Sie sind erst 12, sehen aus wie 16. Sie wollen die Pille, keine Puppen. Unsere Kinder
werden immer früher reif. Forscher haben jetzt untersucht, woran das liegt.
Damit Eltern darauf richtig reagieren können

Janina hat einen Busen, will bis Mitternacht in der Disko bleiben und endlich die Pille verschrieben bekommen. Janina ist 12 Jahre alt und ihre Eltern sind verzweifelt und ratlos.

Stationen der Entwicklung, die bis vor kurzem noch für Jugendliche ab 16 Jahren ein Thema waren. Heute setzt das Interesse daran schon bei Kindern ein - Janina ist keine Ausnahme.
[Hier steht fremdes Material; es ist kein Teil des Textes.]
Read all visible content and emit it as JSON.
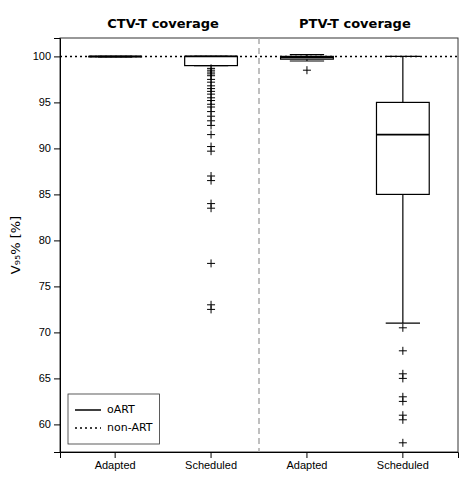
{
  "chart_data": {
    "type": "box",
    "ylabel": "V₉₅% [%]",
    "categories": [
      "Adapted",
      "Scheduled",
      "Adapted",
      "Scheduled"
    ],
    "groups": [
      "CTV-T coverage",
      "CTV-T coverage",
      "PTV-T coverage",
      "PTV-T coverage"
    ],
    "boxes": [
      {
        "q1": 99.95,
        "median": 100.0,
        "q3": 100.0,
        "whislo": 99.95,
        "whishi": 100.0,
        "fliers": []
      },
      {
        "q1": 99.0,
        "median": 100.0,
        "q3": 100.0,
        "whislo": 99.0,
        "whishi": 100.0,
        "fliers": [
          98.7,
          98.5,
          98.3,
          98.1,
          97.9,
          97.5,
          97.2,
          96.8,
          96.5,
          96.2,
          95.9,
          95.5,
          95.2,
          94.8,
          94.5,
          94.0,
          93.5,
          93.0,
          92.5,
          91.5,
          90.2,
          89.7,
          87.0,
          86.5,
          84.0,
          83.5,
          77.5,
          73.0,
          72.5
        ]
      },
      {
        "q1": 99.7,
        "median": 99.9,
        "q3": 100.0,
        "whislo": 99.5,
        "whishi": 100.2,
        "fliers": [
          98.5
        ]
      },
      {
        "q1": 85.0,
        "median": 91.5,
        "q3": 95.0,
        "whislo": 71.0,
        "whishi": 100.0,
        "fliers": [
          70.5,
          68.0,
          65.5,
          65.0,
          63.0,
          62.5,
          61.0,
          60.5,
          58.0
        ]
      }
    ],
    "ylim": [
      57,
      102
    ],
    "yticks": [
      60,
      65,
      70,
      75,
      80,
      85,
      90,
      95,
      100
    ],
    "hline": {
      "y": 100,
      "line_style": "dotted"
    },
    "marker": "plus",
    "color": "#000000",
    "legend": "lower left",
    "legend_entries": [
      {
        "name": "oART",
        "line_style": "solid"
      },
      {
        "name": "non-ART",
        "line_style": "dotted"
      }
    ]
  }
}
Folge: Eltern und Lehrer sind verunsichert, Konflikte programmiert. Ihr Dilemma: Einerseits soll man Dinge früher erlauben, andererseits will man die Kinder solange wie möglich vor negativen Einflüssen schützen. Viele Erwachsene fragen sich: Ist unser Nachwuchs wirklich so viel weiter als wir denken? Erziehungswissenschaftler und Psychologen gingen diesem Phänomen jetzt auf den Grund und stellten mit Erstaunen fest: Es stimmt. „Die Pubertät setzt heute schon mit sieben bis neun Jahren ein“, sagt Elisabeth Pott, Direktorin der Bundeszentrale für gesundheitliche Aufklärung. „Das ist im Schnitt drei Jahre eher als noch bei der Elterngeneration.“

Was ist bloß mit unseren Kindern los? Als einer der Hauptgründe für die so frühe Explosion der Hormone gilt die reichhaltige und unausgewogene Ernährung. „Noch vor zwanzig Jahren gab es höchstens zwei Fleischgerichte pro Woche. Heute werden Hamburger, Döner & Co. täglich zwischen Schule und Fußballtraining verdrückt“, sagt der Hormonforscher Professor Paul Kaplowitz von der Universität Richmond.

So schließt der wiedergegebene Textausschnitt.